MASSACHUSETTS: "Elizabeth Warren’s stumbling efforts to douse the firestorm surrounding her claims of being a Native American minority have raised concerns among local and national Democrats who are questioning her campaign’s competence. “There’s nobody watching this that doesn’t think she’s in big trouble,” one well-known Massachusetts Democrat said. Joe Trippi, a prominent national Democratic consultant, told the Herald that while Warren has time to recover, the campaign should have anticipated this issue would surface," The Boston Herald reports.
NORTH CAROLINA: The Charlotte Observer (via Political Wire) yanks endorsement of Republican Jim Pendergraph for 9th Congressional District seat. The Observer writes: "After winning the Observer’s endorsement in his bid for Congress, he has done nothing but embarrass us and himself. By buddying up to one of America’s more hateful egomaniacs and then joining with fringe “birthers” to question President Obama’s citizenship, Pendergraph has contradicted much of what he told the Observer’s editorial board in his endorsement interview last month. As a result, we have lost faith in him, and urge voters to consider Edwin Peacock or Ric Killian in the 9th Congressional District race."
VIRGINIA: “President Obama leads former Massachusetts governor Mitt Romney in Virginia, but voters in the commonwealth are evenly divided on the White House’s major policies,” a new Washington Post poll shows. “Obama is ahead of the presumed Republican presidential nominee by 51 percent to 44 percent among registered voters. And Romney does no better against Obama than he did in a Post poll a year ago, despite his emergence as the GOP standard-bearer.”
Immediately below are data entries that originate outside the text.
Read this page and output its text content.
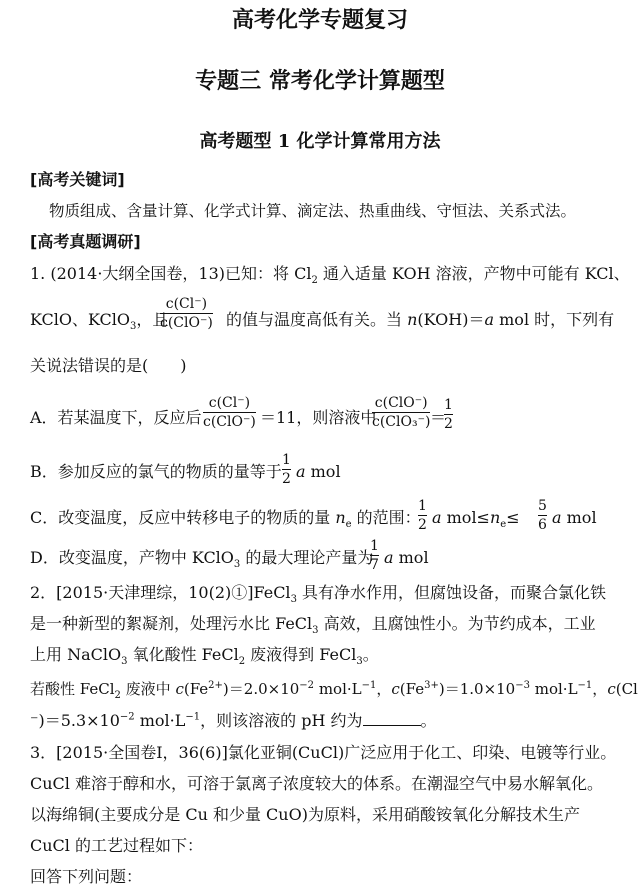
高考化学专题复习
专题三 常考化学计算题型
高考题型 1 化学计算常用方法
[高考关键词]
物质组成、含量计算、化学式计算、滴定法、热重曲线、守恒法、关系式法。
[高考真题调研]
1. (2014·大纲全国卷，13)已知：将 $Cl_2$ 通入适量 KOH 溶液，产物中可能有 KCl、
KClO、KClO$_3$，且
c(Cl⁻)
c(ClO⁻) 的值与温度高低有关。当 n(KOH)＝a mol 时，下列有
关说法错误的是(　　)
A．若某温度下，反应后
c(Cl⁻)
c(ClO⁻) ＝11，则溶液中
c(ClO⁻)
c(ClO₃⁻) ＝
1
2
B．参加反应的氯气的物质的量等于
1
2 a mol
C．改变温度，反应中转移电子的物质的量 $n_e$ 的范围：
1
2 a $mol\le n_e\le$
5
6 a mol
D．改变温度，产物中 KClO$_3$ 的最大理论产量为
1
7 a mol
2．[2015·天津理综，10(2)①]FeCl$_3$ 具有净水作用，但腐蚀设备，而聚合氯化铁
是一种新型的絮凝剂，处理污水比 FeCl$_3$ 高效，且腐蚀性小。为节约成本，工业
上用 NaClO$_3$ 氧化酸性 FeCl$_2$ 废液得到 FeCl$_3$。
若酸性 FeCl$_2$ 废液中 $c(Fe^{2+})=2.0\times 10^{-2}$ $mol\cdot L^{-1}$，$c(Fe^{3+})=1.0\times 10^{-3}$ $mol\cdot L^{-1}$，c(Cl
$^-)=5.3\times 10^{-2}$ $mol\cdot L^{-1}$，则该溶液的 pH 约为	。
3．[2015·全国卷Ⅰ，36(6)]氯化亚铜(CuCl)广泛应用于化工、印染、电镀等行业。
CuCl 难溶于醇和水，可溶于氯离子浓度较大的体系。在潮湿空气中易水解氧化。
以海绵铜(主要成分是 Cu 和少量 CuO)为原料，采用硝酸铵氧化分解技术生产
CuCl 的工艺过程如下：
回答下列问题：
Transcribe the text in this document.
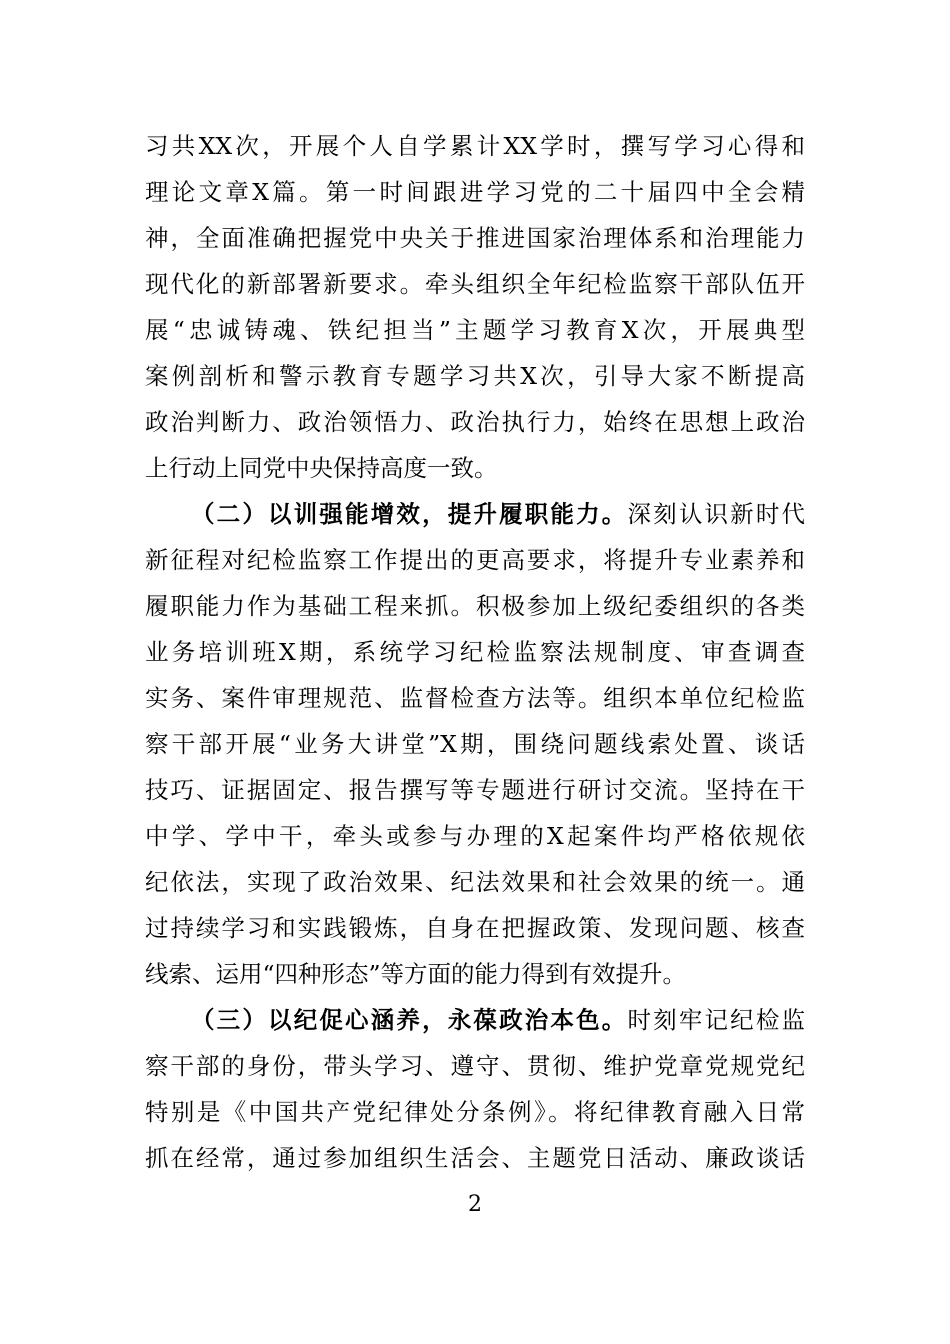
习共XX次，开展个人自学累计XX学时，撰写学习心得和
理论文章X篇。第一时间跟进学习党的二十届四中全会精
神，全面准确把握党中央关于推进国家治理体系和治理能力
现代化的新部署新要求。牵头组织全年纪检监察干部队伍开
展“忠诚铸魂、铁纪担当”主题学习教育X次，开展典型
案例剖析和警示教育专题学习共X次，引导大家不断提高
政治判断力、政治领悟力、政治执行力，始终在思想上政治
上行动上同党中央保持高度一致。
（二）以训强能增效，提升履职能力。深刻认识新时代
新征程对纪检监察工作提出的更高要求，将提升专业素养和
履职能力作为基础工程来抓。积极参加上级纪委组织的各类
业务培训班X期，系统学习纪检监察法规制度、审查调查
实务、案件审理规范、监督检查方法等。组织本单位纪检监
察干部开展“业务大讲堂”X期，围绕问题线索处置、谈话
技巧、证据固定、报告撰写等专题进行研讨交流。坚持在干
中学、学中干，牵头或参与办理的X起案件均严格依规依
纪依法，实现了政治效果、纪法效果和社会效果的统一。通
过持续学习和实践锻炼，自身在把握政策、发现问题、核查
线索、运用“四种形态”等方面的能力得到有效提升。
（三）以纪促心涵养，永葆政治本色。时刻牢记纪检监
察干部的身份，带头学习、遵守、贯彻、维护党章党规党纪
特别是《中国共产党纪律处分条例》。将纪律教育融入日常
抓在经常，通过参加组织生活会、主题党日活动、廉政谈话
2
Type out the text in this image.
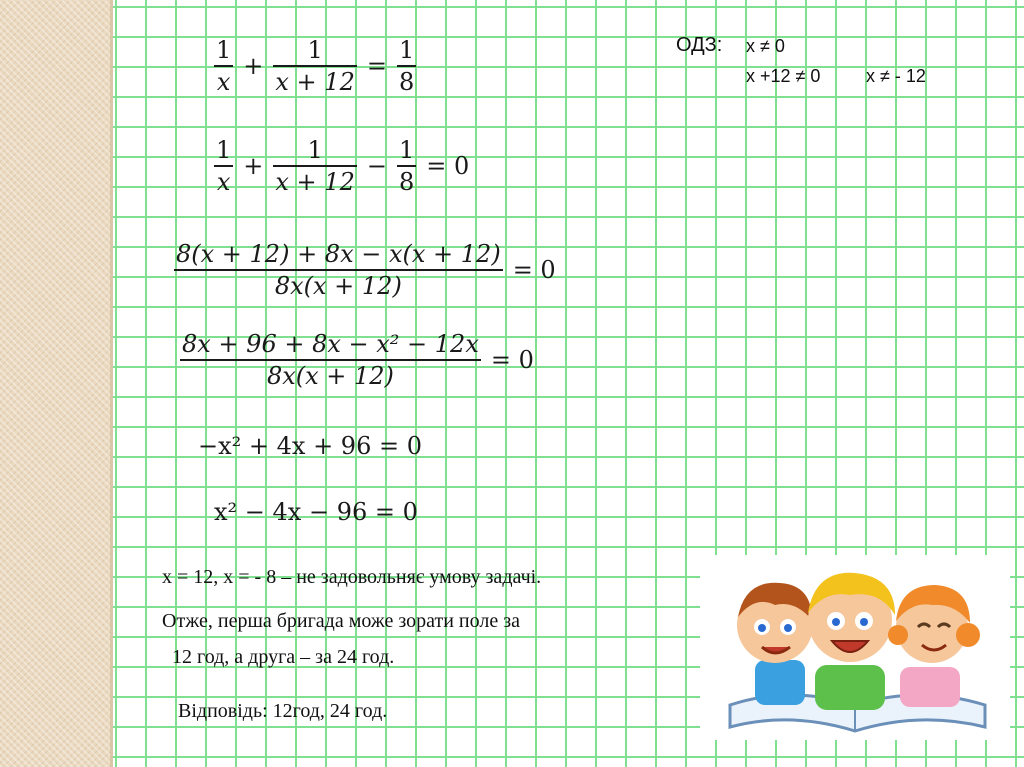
$\frac{1}{x} + \frac{1}{x + 12} = \frac{1}{8}$
$\frac{1}{x} + \frac{1}{x + 12} - \frac{1}{8} = 0$
$\frac{8(x + 12) + 8x - x(x + 12)}{8x(x + 12)} = 0$
$\frac{\text{8x + 96 + 8x − x² − 12x}}{8x(x + 12)} = 0$
−x² + 4x + 96 = 0
x² − 4x − 96 = 0
ОДЗ: x ≠ 0
x +12 ≠ 0	x ≠ - 12
x = 12, x = - 8 – не задовольняє умову задачі.
Отже, перша бригада може зорати поле за
12 год, а друга – за 24 год.
Відповідь: 12год, 24 год.
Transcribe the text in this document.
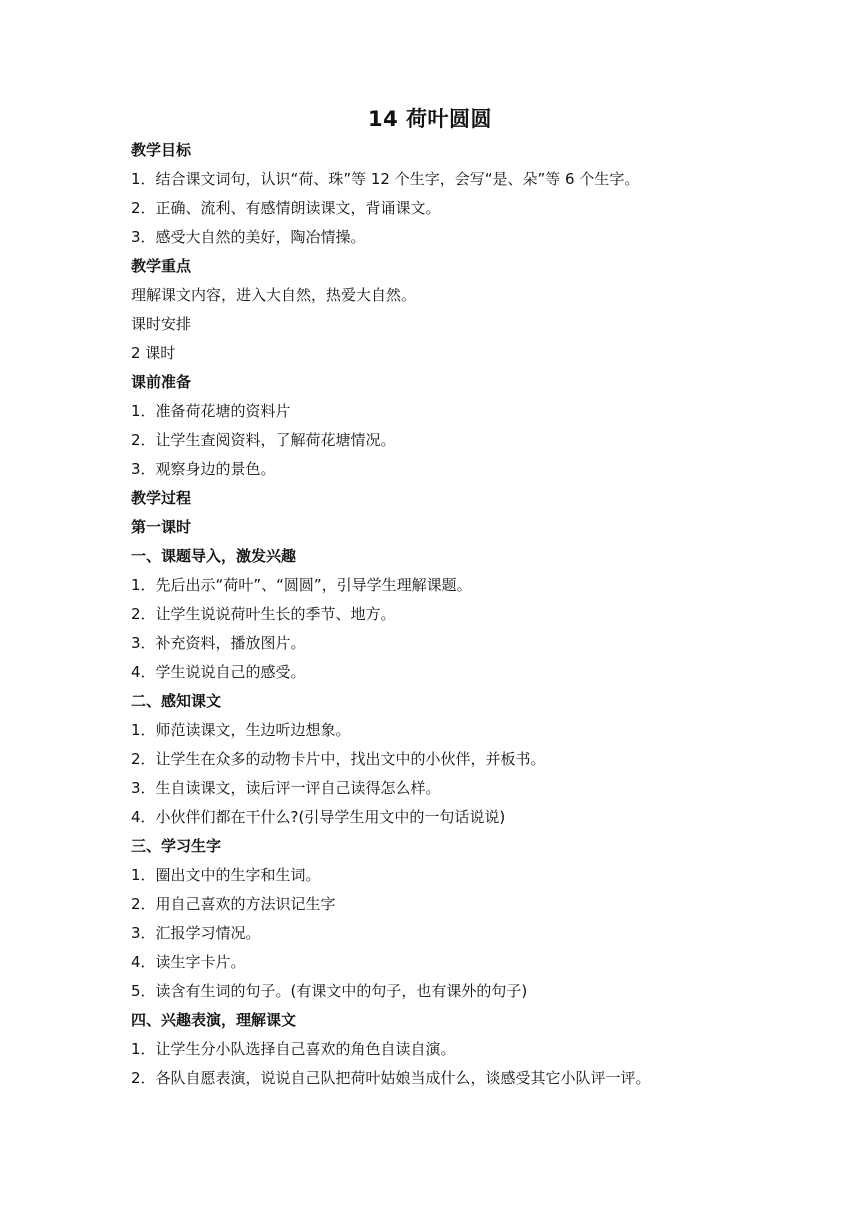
14 荷叶圆圆
教学目标
1．结合课文词句，认识“荷、珠”等 12 个生字，会写“是、朵”等 6 个生字。
2．正确、流利、有感情朗读课文，背诵课文。
3．感受大自然的美好，陶冶情操。
教学重点
理解课文内容，进入大自然，热爱大自然。
课时安排
2 课时
课前准备
1．准备荷花塘的资料片
2．让学生查阅资料，了解荷花塘情况。
3．观察身边的景色。
教学过程
第一课时
一、课题导入，激发兴趣
1．先后出示“荷叶”、“圆圆”，引导学生理解课题。
2．让学生说说荷叶生长的季节、地方。
3．补充资料，播放图片。
4．学生说说自己的感受。
二、感知课文
1．师范读课文，生边听边想象。
2．让学生在众多的动物卡片中，找出文中的小伙伴，并板书。
3．生自读课文，读后评一评自己读得怎么样。
4．小伙伴们都在干什么?(引导学生用文中的一句话说说)
三、学习生字
1．圈出文中的生字和生词。
2．用自己喜欢的方法识记生字
3．汇报学习情况。
4．读生字卡片。
5．读含有生词的句子。(有课文中的句子，也有课外的句子)
四、兴趣表演，理解课文
1．让学生分小队选择自己喜欢的角色自读自演。
2．各队自愿表演，说说自己队把荷叶姑娘当成什么，谈感受其它小队评一评。
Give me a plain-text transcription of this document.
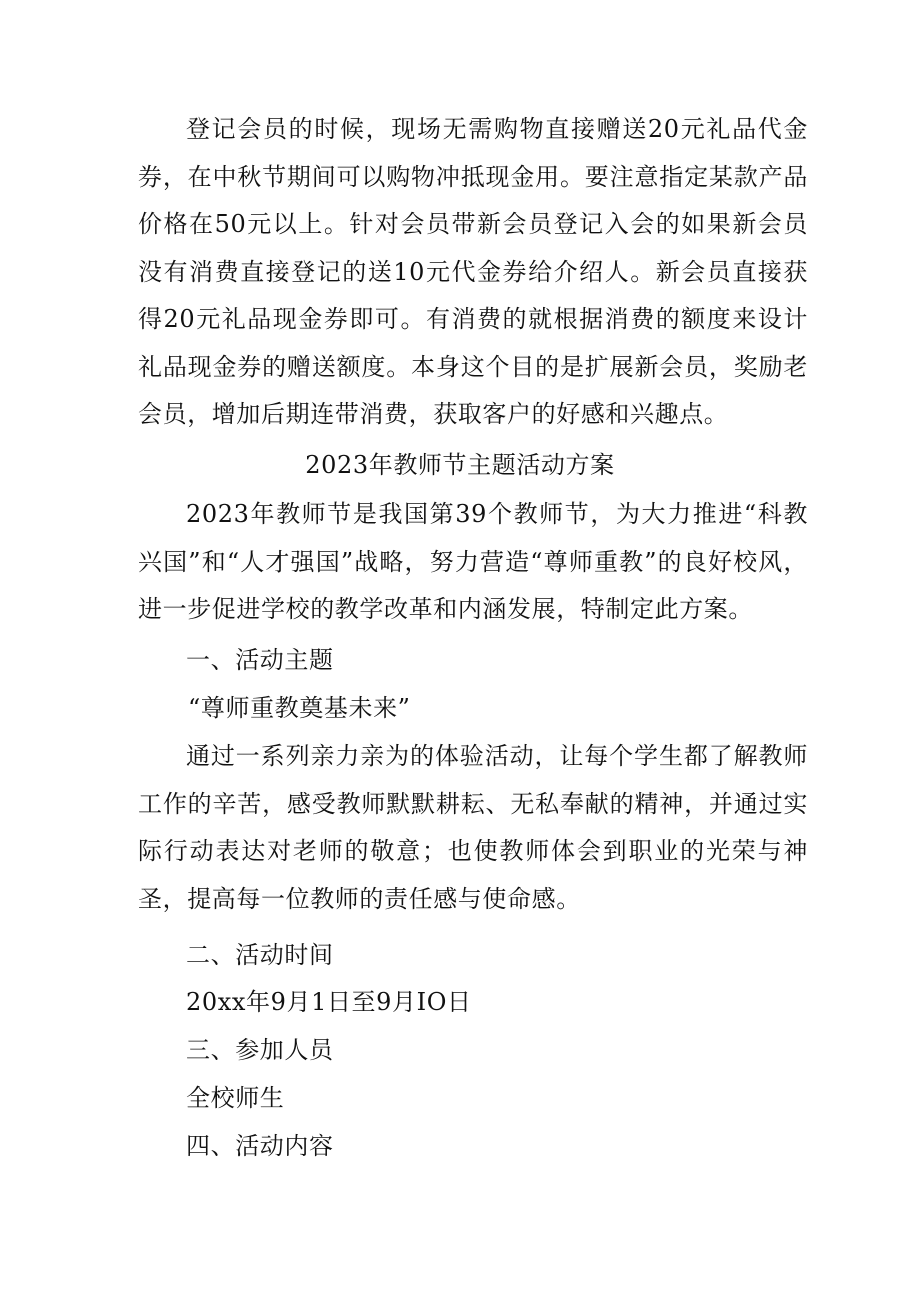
登记会员的时候，现场无需购物直接赠送20元礼品代金券，在中秋节期间可以购物冲抵现金用。要注意指定某款产品价格在50元以上。针对会员带新会员登记入会的如果新会员没有消费直接登记的送10元代金券给介绍人。新会员直接获得20元礼品现金券即可。有消费的就根据消费的额度来设计礼品现金券的赠送额度。本身这个目的是扩展新会员，奖励老会员，增加后期连带消费，获取客户的好感和兴趣点。

2023年教师节主题活动方案

2023年教师节是我国第39个教师节，为大力推进“科教兴国”和“人才强国”战略，努力营造“尊师重教”的良好校风，进一步促进学校的教学改革和内涵发展，特制定此方案。

一、活动主题

“尊师重教奠基未来”

通过一系列亲力亲为的体验活动，让每个学生都了解教师工作的辛苦，感受教师默默耕耘、无私奉献的精神，并通过实际行动表达对老师的敬意；也使教师体会到职业的光荣与神圣，提高每一位教师的责任感与使命感。

二、活动时间

20xx年9月1日至9月IO日

三、参加人员

全校师生

四、活动内容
The Atlanta Journal Constitution: Virginia profile rises in presidential contest: "Move over Ohio and Florida. Virginia is becoming the hottest new battleground in this year's race for the White House.Shifting demographics have President Barack Obama fighting for another win in this Southern state four years after he became the first Democratic presidential nominee to carry Virginia in more than four decades. Republican rival Mitt Romney is banking on buyers' remorse as he works to prove that Obama's unlikely 2008 victory was a fluke. Six months before Election Day, both sides concede that Virginia is truly up for grabs. And the outcome here could have dramatic consequences — for Romney especially. "This may well be the state that decides who the next president is," Romney told supporters Thursday in coastal Portsmouth, Va. "You're going to hear it all, right here in Virginia."